There was a time in my life when I lived on a dirt floor dog kennel off the kitchen in a house with 8 other people. There was another time when my home was a tent in the woods of a town park. I've called old drafty barns home and slept in a hammock in an aspen grove when a friend's couch wasn't available. I've made my home on top of a hot tub cover for months at a time. All of them were perfect for me. Because I was a dirtbag.
Camping, road trips, or any excursion that reduces your resources to what you can carry, filter and catch brings out a measure of grit and creativity that many of our regular, daily routines lack.

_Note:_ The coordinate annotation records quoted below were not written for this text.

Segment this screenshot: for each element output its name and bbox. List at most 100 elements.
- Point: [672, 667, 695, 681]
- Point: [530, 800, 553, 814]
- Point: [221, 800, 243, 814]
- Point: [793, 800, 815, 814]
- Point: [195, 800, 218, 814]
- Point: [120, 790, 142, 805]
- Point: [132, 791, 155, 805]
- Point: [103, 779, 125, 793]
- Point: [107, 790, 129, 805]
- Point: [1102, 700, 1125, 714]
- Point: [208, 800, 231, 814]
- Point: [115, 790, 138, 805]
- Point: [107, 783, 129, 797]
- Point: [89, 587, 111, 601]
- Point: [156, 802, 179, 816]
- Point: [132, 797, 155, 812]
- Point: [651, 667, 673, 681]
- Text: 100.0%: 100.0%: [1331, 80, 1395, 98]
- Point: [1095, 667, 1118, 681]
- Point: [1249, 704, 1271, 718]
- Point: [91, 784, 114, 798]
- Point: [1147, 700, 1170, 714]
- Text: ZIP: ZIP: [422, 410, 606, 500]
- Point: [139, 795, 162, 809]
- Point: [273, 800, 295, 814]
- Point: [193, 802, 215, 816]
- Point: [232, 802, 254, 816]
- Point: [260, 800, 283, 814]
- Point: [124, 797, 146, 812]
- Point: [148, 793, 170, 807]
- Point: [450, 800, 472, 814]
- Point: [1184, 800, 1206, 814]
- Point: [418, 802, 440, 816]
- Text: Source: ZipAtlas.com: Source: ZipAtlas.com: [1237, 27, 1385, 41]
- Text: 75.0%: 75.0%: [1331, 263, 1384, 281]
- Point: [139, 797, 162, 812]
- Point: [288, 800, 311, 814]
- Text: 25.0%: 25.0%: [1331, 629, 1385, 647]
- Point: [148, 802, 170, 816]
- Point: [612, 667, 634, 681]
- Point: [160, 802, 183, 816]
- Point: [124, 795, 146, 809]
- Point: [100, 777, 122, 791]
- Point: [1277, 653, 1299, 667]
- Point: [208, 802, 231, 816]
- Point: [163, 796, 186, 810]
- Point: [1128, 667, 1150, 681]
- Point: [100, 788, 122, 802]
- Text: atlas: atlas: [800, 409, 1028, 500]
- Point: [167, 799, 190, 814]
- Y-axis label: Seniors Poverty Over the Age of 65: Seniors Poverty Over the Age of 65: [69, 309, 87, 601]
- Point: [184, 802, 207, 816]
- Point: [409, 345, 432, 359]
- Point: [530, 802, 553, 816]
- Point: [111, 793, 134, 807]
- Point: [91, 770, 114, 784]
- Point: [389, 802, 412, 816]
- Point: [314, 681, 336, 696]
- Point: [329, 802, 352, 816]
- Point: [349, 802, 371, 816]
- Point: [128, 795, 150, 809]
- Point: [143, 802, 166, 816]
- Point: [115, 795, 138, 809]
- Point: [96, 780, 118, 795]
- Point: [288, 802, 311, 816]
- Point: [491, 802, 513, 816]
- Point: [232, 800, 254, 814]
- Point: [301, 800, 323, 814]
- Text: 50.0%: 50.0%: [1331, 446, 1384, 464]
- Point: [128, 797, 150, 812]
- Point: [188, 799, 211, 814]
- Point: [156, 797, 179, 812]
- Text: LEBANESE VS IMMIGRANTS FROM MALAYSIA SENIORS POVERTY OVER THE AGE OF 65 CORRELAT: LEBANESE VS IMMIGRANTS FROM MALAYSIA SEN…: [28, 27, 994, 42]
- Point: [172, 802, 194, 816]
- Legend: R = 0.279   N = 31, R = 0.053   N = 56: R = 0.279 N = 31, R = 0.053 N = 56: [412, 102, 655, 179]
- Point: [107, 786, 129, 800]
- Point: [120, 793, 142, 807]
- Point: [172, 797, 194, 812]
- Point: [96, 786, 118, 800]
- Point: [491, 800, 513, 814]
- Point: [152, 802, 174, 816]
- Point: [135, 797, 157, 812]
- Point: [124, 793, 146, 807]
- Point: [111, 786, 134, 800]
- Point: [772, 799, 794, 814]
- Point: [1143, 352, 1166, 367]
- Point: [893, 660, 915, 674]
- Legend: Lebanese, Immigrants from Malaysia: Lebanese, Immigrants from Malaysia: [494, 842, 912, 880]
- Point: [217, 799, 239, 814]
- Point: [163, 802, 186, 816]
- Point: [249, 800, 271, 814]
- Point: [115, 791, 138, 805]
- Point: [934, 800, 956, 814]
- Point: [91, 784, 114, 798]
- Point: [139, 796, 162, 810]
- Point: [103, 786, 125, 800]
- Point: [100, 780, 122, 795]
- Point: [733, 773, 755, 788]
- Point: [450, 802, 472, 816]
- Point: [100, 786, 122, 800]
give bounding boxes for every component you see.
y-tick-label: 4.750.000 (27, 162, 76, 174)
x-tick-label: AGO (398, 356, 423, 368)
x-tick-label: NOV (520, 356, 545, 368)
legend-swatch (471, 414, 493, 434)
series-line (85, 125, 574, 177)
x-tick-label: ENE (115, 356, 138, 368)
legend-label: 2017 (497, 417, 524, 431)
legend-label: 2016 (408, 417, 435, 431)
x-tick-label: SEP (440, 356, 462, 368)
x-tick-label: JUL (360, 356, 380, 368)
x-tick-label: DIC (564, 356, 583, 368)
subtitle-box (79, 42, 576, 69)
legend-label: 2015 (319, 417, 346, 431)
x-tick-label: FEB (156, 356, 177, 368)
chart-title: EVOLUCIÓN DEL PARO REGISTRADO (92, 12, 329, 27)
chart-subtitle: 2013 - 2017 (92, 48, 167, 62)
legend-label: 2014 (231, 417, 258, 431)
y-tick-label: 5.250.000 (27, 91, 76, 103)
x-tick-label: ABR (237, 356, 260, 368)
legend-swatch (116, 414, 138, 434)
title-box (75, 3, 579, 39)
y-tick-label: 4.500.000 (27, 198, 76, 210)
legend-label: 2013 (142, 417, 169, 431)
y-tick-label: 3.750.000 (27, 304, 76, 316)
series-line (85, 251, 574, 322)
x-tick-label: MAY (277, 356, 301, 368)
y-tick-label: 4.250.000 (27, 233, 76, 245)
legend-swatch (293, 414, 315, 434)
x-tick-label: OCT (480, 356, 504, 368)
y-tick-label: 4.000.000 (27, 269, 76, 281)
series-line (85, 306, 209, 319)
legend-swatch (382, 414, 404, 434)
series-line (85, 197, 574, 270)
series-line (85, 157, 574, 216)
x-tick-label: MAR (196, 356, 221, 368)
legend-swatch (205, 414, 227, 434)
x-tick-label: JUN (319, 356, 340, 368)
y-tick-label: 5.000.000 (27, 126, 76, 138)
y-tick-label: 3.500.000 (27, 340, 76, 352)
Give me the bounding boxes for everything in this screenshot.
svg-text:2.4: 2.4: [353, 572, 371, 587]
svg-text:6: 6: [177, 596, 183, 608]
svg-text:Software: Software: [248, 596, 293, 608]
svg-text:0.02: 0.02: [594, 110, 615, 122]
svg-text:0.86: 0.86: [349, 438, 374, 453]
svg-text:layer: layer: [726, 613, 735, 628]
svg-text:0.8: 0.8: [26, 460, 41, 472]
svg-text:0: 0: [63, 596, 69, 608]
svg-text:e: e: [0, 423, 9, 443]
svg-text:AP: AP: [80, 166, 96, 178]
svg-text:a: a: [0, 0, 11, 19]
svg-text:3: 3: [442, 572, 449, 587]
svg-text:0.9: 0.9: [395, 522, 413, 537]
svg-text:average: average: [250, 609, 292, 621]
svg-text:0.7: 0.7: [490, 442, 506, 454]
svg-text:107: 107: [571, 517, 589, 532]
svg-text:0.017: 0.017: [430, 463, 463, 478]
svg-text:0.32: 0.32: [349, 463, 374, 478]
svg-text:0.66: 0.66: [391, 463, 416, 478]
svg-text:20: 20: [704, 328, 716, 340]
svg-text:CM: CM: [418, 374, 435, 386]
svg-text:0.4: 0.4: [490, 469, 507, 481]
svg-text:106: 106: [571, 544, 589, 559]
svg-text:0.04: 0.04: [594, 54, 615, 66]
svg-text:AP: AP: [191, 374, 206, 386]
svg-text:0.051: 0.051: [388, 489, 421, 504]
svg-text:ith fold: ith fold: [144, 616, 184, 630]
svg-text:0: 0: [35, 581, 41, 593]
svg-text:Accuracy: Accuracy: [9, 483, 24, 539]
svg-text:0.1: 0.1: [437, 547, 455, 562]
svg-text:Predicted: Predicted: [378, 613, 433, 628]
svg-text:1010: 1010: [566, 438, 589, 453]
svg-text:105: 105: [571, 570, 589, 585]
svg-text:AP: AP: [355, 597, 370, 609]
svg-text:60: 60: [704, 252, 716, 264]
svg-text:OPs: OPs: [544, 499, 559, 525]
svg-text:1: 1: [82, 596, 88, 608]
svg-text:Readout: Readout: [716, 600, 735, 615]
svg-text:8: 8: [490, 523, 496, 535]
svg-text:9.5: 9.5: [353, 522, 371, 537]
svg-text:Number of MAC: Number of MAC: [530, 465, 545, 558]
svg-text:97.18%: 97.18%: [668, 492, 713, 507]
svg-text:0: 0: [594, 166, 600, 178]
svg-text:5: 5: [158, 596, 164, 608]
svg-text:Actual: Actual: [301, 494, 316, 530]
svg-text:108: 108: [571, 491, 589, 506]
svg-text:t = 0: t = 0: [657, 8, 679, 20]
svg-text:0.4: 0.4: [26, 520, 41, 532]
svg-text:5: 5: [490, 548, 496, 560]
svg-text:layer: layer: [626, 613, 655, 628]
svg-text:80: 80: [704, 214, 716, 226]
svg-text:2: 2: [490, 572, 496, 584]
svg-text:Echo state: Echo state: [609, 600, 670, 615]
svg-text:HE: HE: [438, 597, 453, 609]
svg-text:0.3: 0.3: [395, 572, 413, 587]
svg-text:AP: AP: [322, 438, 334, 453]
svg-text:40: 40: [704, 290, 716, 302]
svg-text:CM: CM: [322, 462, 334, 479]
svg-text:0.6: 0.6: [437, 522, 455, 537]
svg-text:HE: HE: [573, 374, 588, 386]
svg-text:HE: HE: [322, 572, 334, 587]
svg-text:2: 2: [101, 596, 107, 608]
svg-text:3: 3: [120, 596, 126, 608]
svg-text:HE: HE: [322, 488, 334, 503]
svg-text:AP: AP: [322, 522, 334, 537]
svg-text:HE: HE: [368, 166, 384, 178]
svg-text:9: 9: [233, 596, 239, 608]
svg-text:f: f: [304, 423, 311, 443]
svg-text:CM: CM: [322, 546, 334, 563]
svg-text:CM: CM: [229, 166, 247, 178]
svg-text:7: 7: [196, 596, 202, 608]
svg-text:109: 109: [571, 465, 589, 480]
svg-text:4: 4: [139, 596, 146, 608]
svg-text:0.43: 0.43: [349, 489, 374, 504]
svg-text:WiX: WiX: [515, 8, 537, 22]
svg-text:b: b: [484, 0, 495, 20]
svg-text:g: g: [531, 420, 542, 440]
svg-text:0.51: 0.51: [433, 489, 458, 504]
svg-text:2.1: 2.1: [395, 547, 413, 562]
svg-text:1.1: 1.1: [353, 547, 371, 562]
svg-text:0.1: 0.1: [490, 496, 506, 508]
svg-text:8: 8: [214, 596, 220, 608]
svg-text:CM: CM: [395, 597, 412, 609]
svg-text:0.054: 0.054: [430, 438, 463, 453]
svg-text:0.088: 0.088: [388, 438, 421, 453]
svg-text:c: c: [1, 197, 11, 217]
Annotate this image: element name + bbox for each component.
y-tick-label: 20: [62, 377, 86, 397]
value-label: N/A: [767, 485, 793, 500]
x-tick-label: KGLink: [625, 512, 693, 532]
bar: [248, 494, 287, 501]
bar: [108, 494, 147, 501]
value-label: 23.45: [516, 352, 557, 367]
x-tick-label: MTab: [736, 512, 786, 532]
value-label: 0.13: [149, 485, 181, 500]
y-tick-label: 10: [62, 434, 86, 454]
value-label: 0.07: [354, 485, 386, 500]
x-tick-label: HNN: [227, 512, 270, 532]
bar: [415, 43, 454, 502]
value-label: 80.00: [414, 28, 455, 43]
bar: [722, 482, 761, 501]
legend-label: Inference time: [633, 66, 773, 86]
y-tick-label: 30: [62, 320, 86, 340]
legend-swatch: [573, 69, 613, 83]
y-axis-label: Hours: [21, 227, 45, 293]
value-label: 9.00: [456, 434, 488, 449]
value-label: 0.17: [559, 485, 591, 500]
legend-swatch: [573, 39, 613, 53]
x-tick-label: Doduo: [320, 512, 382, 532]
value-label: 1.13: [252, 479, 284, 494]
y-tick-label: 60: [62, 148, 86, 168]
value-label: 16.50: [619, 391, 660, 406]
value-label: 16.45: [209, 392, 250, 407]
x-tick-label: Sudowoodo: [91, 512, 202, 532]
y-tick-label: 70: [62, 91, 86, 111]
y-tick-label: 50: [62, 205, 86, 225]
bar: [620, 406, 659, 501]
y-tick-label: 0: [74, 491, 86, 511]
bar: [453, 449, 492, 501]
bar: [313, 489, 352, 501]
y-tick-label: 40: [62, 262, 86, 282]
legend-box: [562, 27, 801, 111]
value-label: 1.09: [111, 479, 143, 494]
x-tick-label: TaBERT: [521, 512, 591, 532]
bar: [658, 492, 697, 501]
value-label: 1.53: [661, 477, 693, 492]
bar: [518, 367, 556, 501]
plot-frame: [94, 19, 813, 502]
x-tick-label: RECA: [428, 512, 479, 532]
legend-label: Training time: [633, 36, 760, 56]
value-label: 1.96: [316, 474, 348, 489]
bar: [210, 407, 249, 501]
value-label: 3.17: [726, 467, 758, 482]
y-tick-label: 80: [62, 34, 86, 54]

The term "dirtbag" typically does not illicit a positive image. The most famous in the Northwest was Fred Becky, the legendary mountaineer who had a documentary titled "Dirtbag" that chronicled his voracious appetite for adventure and the price he was willing to pay to chase his passion. For me, being called a "dirtbag" is a compliment, or a kind of badge of honor.
My continuous vagabond days are behind me, but I relish the opportunity to dip my toe in a lifestyle that requires adaptability, resilience and creativity. Camping, road trips, or any excursion that reduces your resources to what you can carry, filter and catch brings out a measure of grit and creativity that many of our regular, daily routines lack.
Given today's crisis of viruses, quarantines and global suffering, I'm finding myself drawing upon my dirtbag days to get me through. I check the boxes that matter. My family is healthy. We have food, shelter and are keeping a positive attitude. We're helping others by volunteering at the local food bank, donating blood and connecting with friends and neighbors who might be feeling isolated. We count ourselves lucky when so many are on the brink or past it. And we're living more simply.
We're doing art projects and digging into craft projects that we've thought about but haven't carved out the time to dig in. Together, we've played more cards and board games, cooked meals and gotten creative with ingredients when a grocery visit is days off. We seek our cheap, local adventures and have explored new wetlands on SUPs, walked neighborhoods we've driven through before, and hiked beaches at low tide. I've added another chord to my guitar playing (makes 4 now), carved spoons, built a corkboard from a bag of old saved wine corks, built a cornhole set from scrap wood, written more, and listened more.
Our lives today are simpler in some ways than before the pandemic hit is. We're more creative, resourceful and less distracted. We've cut our spending, cancelled subscriptions, shortened showers, planned our meals and dug out food from our freezer we just plain forgot about.
We've all had to let go of what our expectations of "normal" might be and embrace a new rhythm and set of priorities - to look out for each other more than before and not forget about self-care. We're exercising atrophied mental muscles that remind me of a time that still makes me smile today - when I was a dirtbag and lived with less and happy for just a few things, health, a little food, and maybe a hammock to sleep in.